Comme il est bien plus noble de donner que de prendre, le nom “Arbeitgeber”
— qui désigne le pendant de l’“Arbeitnehmer”
— possède quelque chose comme une aura religieuse.
Dans ma jeunesse, il n’y avait que des travailleurs. Ils savaient
ce qu’ils valaient, ce qu’ils donnaient et ce qu’on
leur prenait. Le cri de guerre “Prolétaires de tous
les pays, unissez vous !” aurait pu rester sans écho.
Bien sûr, les travailleurs avaient aussi pensé à
“prendre” : ils veillaient à se battre pour un
salaire aussi élevé que possible et ceux qui parmi
eux étaient socialistes songeaient à s’emparer
des moyens de production. Mais il ne serait venu à l’idée
d’aucun d’eux qu’ils “prenaient” l’emploi
qu’ils avaient — ou qui les avait — déjà
de toute façon (dans la mesure où ils n’étaient
pas au chômage).

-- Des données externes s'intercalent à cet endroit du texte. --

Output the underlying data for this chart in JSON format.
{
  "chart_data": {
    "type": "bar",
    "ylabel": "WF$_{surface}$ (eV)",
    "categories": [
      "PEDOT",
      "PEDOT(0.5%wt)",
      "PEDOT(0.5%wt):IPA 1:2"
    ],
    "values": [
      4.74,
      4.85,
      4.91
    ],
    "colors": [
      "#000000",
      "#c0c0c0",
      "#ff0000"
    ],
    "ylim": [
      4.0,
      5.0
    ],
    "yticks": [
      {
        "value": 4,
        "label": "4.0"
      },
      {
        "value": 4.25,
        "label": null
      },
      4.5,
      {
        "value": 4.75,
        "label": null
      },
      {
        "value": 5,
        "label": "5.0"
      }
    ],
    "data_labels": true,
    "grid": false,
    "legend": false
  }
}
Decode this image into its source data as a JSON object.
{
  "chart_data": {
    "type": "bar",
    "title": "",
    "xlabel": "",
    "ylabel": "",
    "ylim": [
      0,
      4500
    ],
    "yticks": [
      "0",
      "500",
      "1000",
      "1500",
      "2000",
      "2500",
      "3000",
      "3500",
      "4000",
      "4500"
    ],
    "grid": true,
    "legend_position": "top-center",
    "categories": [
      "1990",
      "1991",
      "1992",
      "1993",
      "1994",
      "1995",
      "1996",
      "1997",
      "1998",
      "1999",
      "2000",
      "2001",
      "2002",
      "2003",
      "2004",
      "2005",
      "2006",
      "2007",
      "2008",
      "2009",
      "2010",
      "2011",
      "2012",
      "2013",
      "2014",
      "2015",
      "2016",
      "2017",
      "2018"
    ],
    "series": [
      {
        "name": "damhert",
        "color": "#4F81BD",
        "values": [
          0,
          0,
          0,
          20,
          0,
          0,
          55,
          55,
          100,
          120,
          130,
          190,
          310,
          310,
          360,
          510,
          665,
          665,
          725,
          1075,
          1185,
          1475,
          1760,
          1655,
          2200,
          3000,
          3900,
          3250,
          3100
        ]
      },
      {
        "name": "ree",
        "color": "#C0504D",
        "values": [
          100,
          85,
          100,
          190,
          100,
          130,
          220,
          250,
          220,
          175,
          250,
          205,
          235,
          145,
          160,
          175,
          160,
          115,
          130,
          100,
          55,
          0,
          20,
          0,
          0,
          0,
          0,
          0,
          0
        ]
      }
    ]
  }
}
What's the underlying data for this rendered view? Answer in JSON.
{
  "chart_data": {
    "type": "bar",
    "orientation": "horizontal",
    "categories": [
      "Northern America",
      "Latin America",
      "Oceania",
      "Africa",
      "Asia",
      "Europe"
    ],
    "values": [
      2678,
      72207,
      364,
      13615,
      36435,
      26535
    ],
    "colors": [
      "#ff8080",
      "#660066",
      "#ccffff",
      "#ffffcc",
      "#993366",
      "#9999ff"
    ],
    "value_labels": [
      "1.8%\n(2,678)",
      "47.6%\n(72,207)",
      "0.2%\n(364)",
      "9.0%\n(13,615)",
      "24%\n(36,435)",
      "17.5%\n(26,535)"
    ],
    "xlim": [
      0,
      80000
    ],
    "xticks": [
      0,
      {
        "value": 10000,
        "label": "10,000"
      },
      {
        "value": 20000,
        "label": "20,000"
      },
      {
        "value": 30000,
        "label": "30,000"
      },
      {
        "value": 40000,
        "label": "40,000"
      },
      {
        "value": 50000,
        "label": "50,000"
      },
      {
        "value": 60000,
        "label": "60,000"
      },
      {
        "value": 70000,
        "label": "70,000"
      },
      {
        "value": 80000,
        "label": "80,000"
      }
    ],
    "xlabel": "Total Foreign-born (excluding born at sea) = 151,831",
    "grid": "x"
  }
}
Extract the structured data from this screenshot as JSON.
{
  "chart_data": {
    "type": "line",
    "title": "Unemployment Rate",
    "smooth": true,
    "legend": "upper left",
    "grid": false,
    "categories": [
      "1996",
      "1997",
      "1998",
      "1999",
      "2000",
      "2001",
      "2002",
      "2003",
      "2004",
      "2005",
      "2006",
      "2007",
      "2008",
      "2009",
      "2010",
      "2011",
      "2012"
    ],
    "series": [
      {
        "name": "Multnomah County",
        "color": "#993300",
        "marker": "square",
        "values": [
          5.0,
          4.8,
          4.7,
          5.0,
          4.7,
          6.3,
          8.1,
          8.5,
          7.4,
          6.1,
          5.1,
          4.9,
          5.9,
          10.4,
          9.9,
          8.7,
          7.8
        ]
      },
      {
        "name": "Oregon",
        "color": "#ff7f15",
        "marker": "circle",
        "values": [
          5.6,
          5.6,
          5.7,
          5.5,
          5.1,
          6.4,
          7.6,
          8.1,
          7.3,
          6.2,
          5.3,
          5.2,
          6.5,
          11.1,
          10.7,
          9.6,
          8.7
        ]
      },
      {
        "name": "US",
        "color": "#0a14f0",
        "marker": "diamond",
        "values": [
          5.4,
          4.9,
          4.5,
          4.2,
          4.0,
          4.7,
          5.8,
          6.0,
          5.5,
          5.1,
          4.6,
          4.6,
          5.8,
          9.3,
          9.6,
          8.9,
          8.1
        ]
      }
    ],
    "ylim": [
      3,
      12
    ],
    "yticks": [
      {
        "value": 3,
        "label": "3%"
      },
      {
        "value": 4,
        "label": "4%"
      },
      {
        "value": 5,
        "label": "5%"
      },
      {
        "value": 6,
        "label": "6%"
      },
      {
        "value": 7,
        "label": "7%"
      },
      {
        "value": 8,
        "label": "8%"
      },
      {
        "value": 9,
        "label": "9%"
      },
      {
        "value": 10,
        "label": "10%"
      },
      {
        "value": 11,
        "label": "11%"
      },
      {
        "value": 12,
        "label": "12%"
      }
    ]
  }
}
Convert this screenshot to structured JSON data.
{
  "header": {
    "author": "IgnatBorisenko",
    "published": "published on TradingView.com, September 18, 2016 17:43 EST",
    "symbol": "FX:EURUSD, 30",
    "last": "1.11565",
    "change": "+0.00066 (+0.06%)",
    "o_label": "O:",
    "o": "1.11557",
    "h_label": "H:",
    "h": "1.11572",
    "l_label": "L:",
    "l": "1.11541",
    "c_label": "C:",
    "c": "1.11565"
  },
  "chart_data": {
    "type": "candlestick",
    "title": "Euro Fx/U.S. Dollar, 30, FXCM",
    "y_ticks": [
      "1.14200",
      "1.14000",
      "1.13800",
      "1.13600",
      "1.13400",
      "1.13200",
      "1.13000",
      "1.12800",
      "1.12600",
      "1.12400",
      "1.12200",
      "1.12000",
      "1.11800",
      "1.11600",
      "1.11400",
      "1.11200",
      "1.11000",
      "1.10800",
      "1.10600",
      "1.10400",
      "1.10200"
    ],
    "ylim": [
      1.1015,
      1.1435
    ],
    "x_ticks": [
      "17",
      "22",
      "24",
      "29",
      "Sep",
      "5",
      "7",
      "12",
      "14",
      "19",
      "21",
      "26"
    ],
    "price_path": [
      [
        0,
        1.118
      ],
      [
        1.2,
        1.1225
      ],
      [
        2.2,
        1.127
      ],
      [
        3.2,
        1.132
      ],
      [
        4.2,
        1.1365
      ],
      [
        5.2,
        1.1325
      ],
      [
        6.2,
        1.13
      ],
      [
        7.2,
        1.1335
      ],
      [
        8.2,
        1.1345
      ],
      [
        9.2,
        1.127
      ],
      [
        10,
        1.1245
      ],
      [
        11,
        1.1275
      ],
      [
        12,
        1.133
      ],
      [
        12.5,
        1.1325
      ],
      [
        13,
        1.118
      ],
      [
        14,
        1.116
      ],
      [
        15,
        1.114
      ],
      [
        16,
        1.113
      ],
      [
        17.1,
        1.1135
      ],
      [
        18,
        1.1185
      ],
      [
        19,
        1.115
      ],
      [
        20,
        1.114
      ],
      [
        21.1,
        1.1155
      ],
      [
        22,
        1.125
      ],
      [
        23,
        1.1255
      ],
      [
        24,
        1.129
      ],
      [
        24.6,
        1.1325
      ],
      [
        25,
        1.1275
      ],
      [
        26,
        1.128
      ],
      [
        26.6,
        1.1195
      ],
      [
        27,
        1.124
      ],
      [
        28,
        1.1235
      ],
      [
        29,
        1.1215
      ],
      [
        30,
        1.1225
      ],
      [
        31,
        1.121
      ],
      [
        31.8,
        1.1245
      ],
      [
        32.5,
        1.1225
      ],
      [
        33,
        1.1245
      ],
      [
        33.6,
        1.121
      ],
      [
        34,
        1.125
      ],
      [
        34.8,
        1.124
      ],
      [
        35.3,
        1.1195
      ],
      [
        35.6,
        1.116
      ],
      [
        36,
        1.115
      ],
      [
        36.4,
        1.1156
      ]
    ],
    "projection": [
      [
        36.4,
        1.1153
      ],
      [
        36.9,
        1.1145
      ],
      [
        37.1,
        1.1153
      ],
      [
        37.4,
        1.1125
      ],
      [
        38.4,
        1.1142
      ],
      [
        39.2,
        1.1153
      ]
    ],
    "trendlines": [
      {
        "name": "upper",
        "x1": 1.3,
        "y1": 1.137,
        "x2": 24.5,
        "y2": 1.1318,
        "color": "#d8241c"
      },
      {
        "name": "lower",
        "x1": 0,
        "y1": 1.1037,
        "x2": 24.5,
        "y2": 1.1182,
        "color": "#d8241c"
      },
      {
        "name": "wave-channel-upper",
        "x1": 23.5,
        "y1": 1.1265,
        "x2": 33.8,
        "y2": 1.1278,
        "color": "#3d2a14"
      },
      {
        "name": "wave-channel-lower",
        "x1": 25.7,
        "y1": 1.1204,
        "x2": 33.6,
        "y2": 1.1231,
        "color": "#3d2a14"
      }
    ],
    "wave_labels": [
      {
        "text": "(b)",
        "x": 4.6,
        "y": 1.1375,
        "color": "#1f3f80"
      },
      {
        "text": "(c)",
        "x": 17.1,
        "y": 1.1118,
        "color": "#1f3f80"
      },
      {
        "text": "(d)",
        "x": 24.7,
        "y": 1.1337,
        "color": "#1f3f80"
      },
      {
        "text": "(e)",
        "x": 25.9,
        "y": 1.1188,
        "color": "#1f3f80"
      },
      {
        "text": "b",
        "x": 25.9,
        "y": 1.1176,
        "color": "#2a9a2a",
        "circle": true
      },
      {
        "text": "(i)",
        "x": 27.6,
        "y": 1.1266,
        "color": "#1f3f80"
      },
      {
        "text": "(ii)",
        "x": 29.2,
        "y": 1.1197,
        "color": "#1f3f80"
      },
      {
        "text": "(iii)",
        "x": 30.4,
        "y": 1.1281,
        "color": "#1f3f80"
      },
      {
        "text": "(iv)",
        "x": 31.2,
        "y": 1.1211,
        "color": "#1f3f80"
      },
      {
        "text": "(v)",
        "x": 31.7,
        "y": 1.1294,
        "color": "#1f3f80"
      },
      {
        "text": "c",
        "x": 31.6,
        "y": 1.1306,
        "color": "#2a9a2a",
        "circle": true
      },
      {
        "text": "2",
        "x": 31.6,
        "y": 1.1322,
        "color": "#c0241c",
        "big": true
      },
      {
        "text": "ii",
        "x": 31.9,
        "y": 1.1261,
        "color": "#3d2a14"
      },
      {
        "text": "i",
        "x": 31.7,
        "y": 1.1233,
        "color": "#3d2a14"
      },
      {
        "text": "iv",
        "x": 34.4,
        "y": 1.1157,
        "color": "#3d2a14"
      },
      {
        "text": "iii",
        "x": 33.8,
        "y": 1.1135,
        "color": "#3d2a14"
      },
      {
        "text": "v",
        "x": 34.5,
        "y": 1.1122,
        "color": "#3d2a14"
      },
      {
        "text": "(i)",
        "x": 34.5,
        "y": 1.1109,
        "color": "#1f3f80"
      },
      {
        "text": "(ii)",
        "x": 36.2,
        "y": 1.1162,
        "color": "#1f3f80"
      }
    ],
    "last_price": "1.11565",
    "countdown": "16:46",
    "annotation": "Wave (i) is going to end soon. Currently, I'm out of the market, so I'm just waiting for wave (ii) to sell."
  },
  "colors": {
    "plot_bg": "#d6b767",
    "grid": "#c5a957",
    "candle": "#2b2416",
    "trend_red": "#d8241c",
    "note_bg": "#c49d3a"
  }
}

À l’inverse, aujourd’hui,
beaucoup de travailleurs ressentent comme un honneur d’intégrer
telle ou telle entreprise, une embauche qui, faussement présentée
comme une chose qui vaut la peine d’être “prise”,
scelle un renoncement total aux objectifs précédemment
affichés. Il semble que cette nouvelle étiquette leur
procure un sentiment de fierté, comme s’ils avaient
véritablement “pris” quelque chose et étaient
véritablement parvenus à atteindre un sommet, celui
du partenariat social. Qu’il s’agit ici du laborieux
sommet de Godesberg 8 et non de celui que leurs grands-pères
avaient en vue il y a cent ans, ils ne le sentent pas et ne veulent
d’ailleurs pas le sentir » (VBV, 130 sq.).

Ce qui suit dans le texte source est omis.